Danielson tells SPH he hopes to impress upon future public health leaders their value in the world today.
“In my view, our nation especially, our world more generally and our local region most specifically, are confronting critical challenges,” he says. “Important, life- and world-altering choices are being contemplated all around us, and the reverberating impact of these choices will echo for a long time.”
According to Danielson, a “public health perspective” is a critical, yet underutilized, lens in these decision-making circles. For example, Danielson is currently advising on what the future of youth detention should look like in Seattle and King County, and among his recommendations is the need to shift the system from a criminal justice-oriented approach to one grounded in public health. That is, that “solutions are rooted in the broad upstream and community-wide supports that impact a young person starting in their earliest days.”
This requires new ways of collaboration, communication and shared goals. Most critically, seeing youth detention through this lens reveals the underlying truth that all young people have incredible capacity for restorative healing.
“Suddenly, a somewhat heartbreaking conversation about youth ‘offenders’ becomes a hopeful conversation about our shared fabric of accountability, and the incredible potential for redemption that all of us are due,” Danielson says. “That’s the remarkable power of the public health perspective.”
The need for leaders with a public health perspective doesn’t end there. This lens is key when creating policies and programming for transportation, housing, the environment, international relations and more. “It’s time for our future public health leaders to lace up those shoes and get into the game,” he says.

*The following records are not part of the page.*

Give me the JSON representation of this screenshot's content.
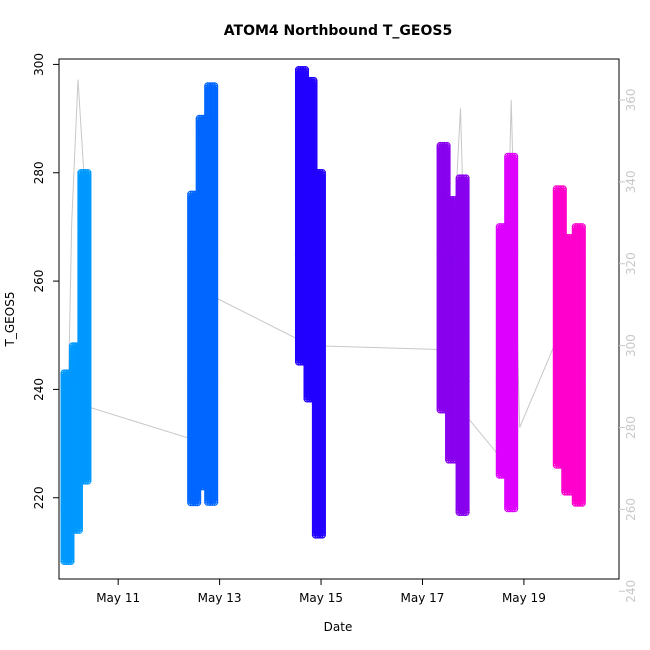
{
  "chart_data": {
    "type": "scatter",
    "title": "ATOM4 Northbound T_GEOS5",
    "xlabel": "Date",
    "ylabel": "T_GEOS5",
    "xlim": [
      "2016-05-09T20:00",
      "2016-05-20T21:00"
    ],
    "ylim": [
      205,
      301
    ],
    "ylim_right": [
      243,
      370
    ],
    "x_ticks": [
      {
        "date": "2016-05-11",
        "label": "May 11"
      },
      {
        "date": "2016-05-13",
        "label": "May 13"
      },
      {
        "date": "2016-05-15",
        "label": "May 15"
      },
      {
        "date": "2016-05-17",
        "label": "May 17"
      },
      {
        "date": "2016-05-19",
        "label": "May 19"
      }
    ],
    "y_ticks": [
      220,
      240,
      260,
      280,
      300
    ],
    "y_ticks_right": [
      240,
      260,
      280,
      300,
      320,
      340,
      360
    ],
    "grid": false,
    "marker": "open-circle",
    "series": [
      {
        "color": "#0099ff",
        "segments": [
          {
            "x": "2016-05-10T00:00",
            "ymin": 208,
            "ymax": 243
          },
          {
            "x": "2016-05-10T04:00",
            "ymin": 214,
            "ymax": 248
          },
          {
            "x": "2016-05-10T08:00",
            "ymin": 223,
            "ymax": 280
          }
        ]
      },
      {
        "color": "#0066ff",
        "segments": [
          {
            "x": "2016-05-12T12:00",
            "ymin": 219,
            "ymax": 276
          },
          {
            "x": "2016-05-12T16:00",
            "ymin": 222,
            "ymax": 290
          },
          {
            "x": "2016-05-12T20:00",
            "ymin": 219,
            "ymax": 296
          }
        ]
      },
      {
        "color": "#2200ff",
        "segments": [
          {
            "x": "2016-05-14T15:00",
            "ymin": 245,
            "ymax": 299
          },
          {
            "x": "2016-05-14T19:00",
            "ymin": 238,
            "ymax": 297
          },
          {
            "x": "2016-05-14T23:00",
            "ymin": 213,
            "ymax": 280
          }
        ]
      },
      {
        "color": "#8800ee",
        "segments": [
          {
            "x": "2016-05-17T10:00",
            "ymin": 236,
            "ymax": 285
          },
          {
            "x": "2016-05-17T14:00",
            "ymin": 227,
            "ymax": 275
          },
          {
            "x": "2016-05-17T19:00",
            "ymin": 217,
            "ymax": 279
          }
        ]
      },
      {
        "color": "#dd00ff",
        "segments": [
          {
            "x": "2016-05-18T14:00",
            "ymin": 224,
            "ymax": 270
          },
          {
            "x": "2016-05-18T18:00",
            "ymin": 218,
            "ymax": 283
          }
        ]
      },
      {
        "color": "#ff00cc",
        "segments": [
          {
            "x": "2016-05-19T17:00",
            "ymin": 226,
            "ymax": 277
          },
          {
            "x": "2016-05-19T21:00",
            "ymin": 221,
            "ymax": 268
          },
          {
            "x": "2016-05-20T02:00",
            "ymin": 219,
            "ymax": 270
          }
        ]
      }
    ],
    "right_axis_line": {
      "color": "#c8c8c8",
      "points": [
        {
          "x": "2016-05-09T23:00",
          "y": 250
        },
        {
          "x": "2016-05-10T02:00",
          "y": 330
        },
        {
          "x": "2016-05-10T05:00",
          "y": 365
        },
        {
          "x": "2016-05-10T08:00",
          "y": 340
        },
        {
          "x": "2016-05-10T10:00",
          "y": 285
        },
        {
          "x": "2016-05-12T12:00",
          "y": 277
        },
        {
          "x": "2016-05-12T17:00",
          "y": 330
        },
        {
          "x": "2016-05-12T21:00",
          "y": 312
        },
        {
          "x": "2016-05-14T19:00",
          "y": 300
        },
        {
          "x": "2016-05-17T12:00",
          "y": 299
        },
        {
          "x": "2016-05-17T18:00",
          "y": 358
        },
        {
          "x": "2016-05-17T22:00",
          "y": 282
        },
        {
          "x": "2016-05-18T14:00",
          "y": 272
        },
        {
          "x": "2016-05-18T18:00",
          "y": 360
        },
        {
          "x": "2016-05-18T22:00",
          "y": 280
        },
        {
          "x": "2016-05-19T20:00",
          "y": 307
        },
        {
          "x": "2016-05-20T01:00",
          "y": 330
        }
      ]
    }
  }
}
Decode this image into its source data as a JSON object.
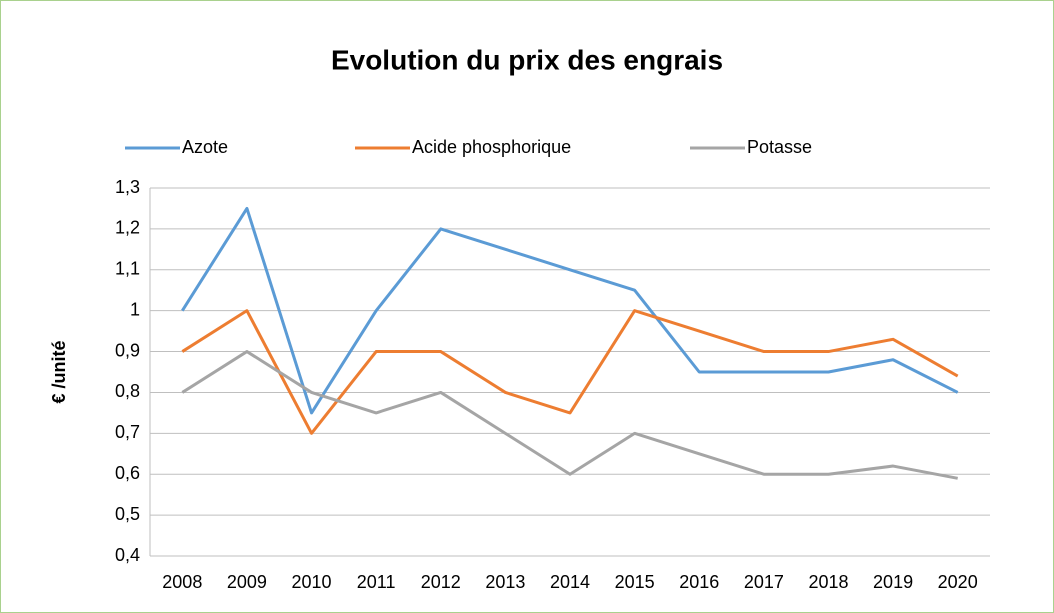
{
  "chart_data": {
    "type": "line",
    "title": "Evolution du prix des engrais",
    "y_label": "€ /unité",
    "categories": [
      "2008",
      "2009",
      "2010",
      "2011",
      "2012",
      "2013",
      "2014",
      "2015",
      "2016",
      "2017",
      "2018",
      "2019",
      "2020"
    ],
    "series": [
      {
        "name": "Azote",
        "color": "#5b9bd5",
        "values": [
          1.0,
          1.25,
          0.75,
          1.0,
          1.2,
          1.15,
          1.1,
          1.05,
          0.85,
          0.85,
          0.85,
          0.88,
          0.8
        ]
      },
      {
        "name": "Acide phosphorique",
        "color": "#ed7d31",
        "values": [
          0.9,
          1.0,
          0.7,
          0.9,
          0.9,
          0.8,
          0.75,
          1.0,
          0.95,
          0.9,
          0.9,
          0.93,
          0.84
        ]
      },
      {
        "name": "Potasse",
        "color": "#a5a5a5",
        "values": [
          0.8,
          0.9,
          0.8,
          0.75,
          0.8,
          0.7,
          0.6,
          0.7,
          0.65,
          0.6,
          0.6,
          0.62,
          0.59
        ]
      }
    ],
    "ylim": [
      0.4,
      1.3
    ],
    "yticks": [
      {
        "value": 0.4,
        "label": "0,4"
      },
      {
        "value": 0.5,
        "label": "0,5"
      },
      {
        "value": 0.6,
        "label": "0,6"
      },
      {
        "value": 0.7,
        "label": "0,7"
      },
      {
        "value": 0.8,
        "label": "0,8"
      },
      {
        "value": 0.9,
        "label": "0,9"
      },
      1,
      {
        "value": 1.1,
        "label": "1,1"
      },
      {
        "value": 1.2,
        "label": "1,2"
      },
      {
        "value": 1.3,
        "label": "1,3"
      }
    ],
    "grid": true,
    "legend": "top"
  }
}
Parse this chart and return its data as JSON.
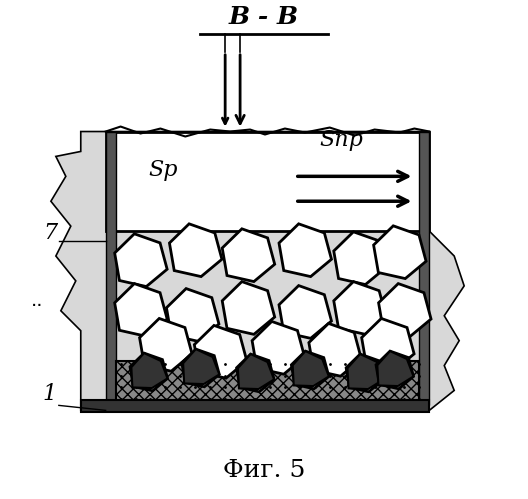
{
  "title": "Фиг. 5",
  "section_label": "B - B",
  "label_7": "7",
  "label_1": "1",
  "label_Sp": "Sp",
  "label_Snp": "Snp",
  "bg_color": "#ffffff",
  "line_color": "#000000",
  "fig_width": 5.28,
  "fig_height": 4.99,
  "dpi": 100
}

Though most of his clinic work involves the African-American community, Danielson’s advocacy on behalf of all vulnerable people has benefited thousands throughout King County. In 2008, he helped found the Washington Medical-Legal Partnership, which trains doctors to recognize when forces outside the examination room contribute to health problems. He also supports various organizations and sits on a number of boards, including Equal Start Community Coalition, Health Coalition for Children and Youth, Group Health Community Foundation, Children’s Alliance Public Policy Council, United Way of King County, the Washington State Health Exchange Board, and others.
Students, staff, faculty, alumni and the public can catch Danielson’s speech at the UW School of Public Health’s graduation celebration on Sunday, June 10, at 11 a.m. at the Alaska Airlines Arena (Hec Edmundson Pavilion). A reception will follow.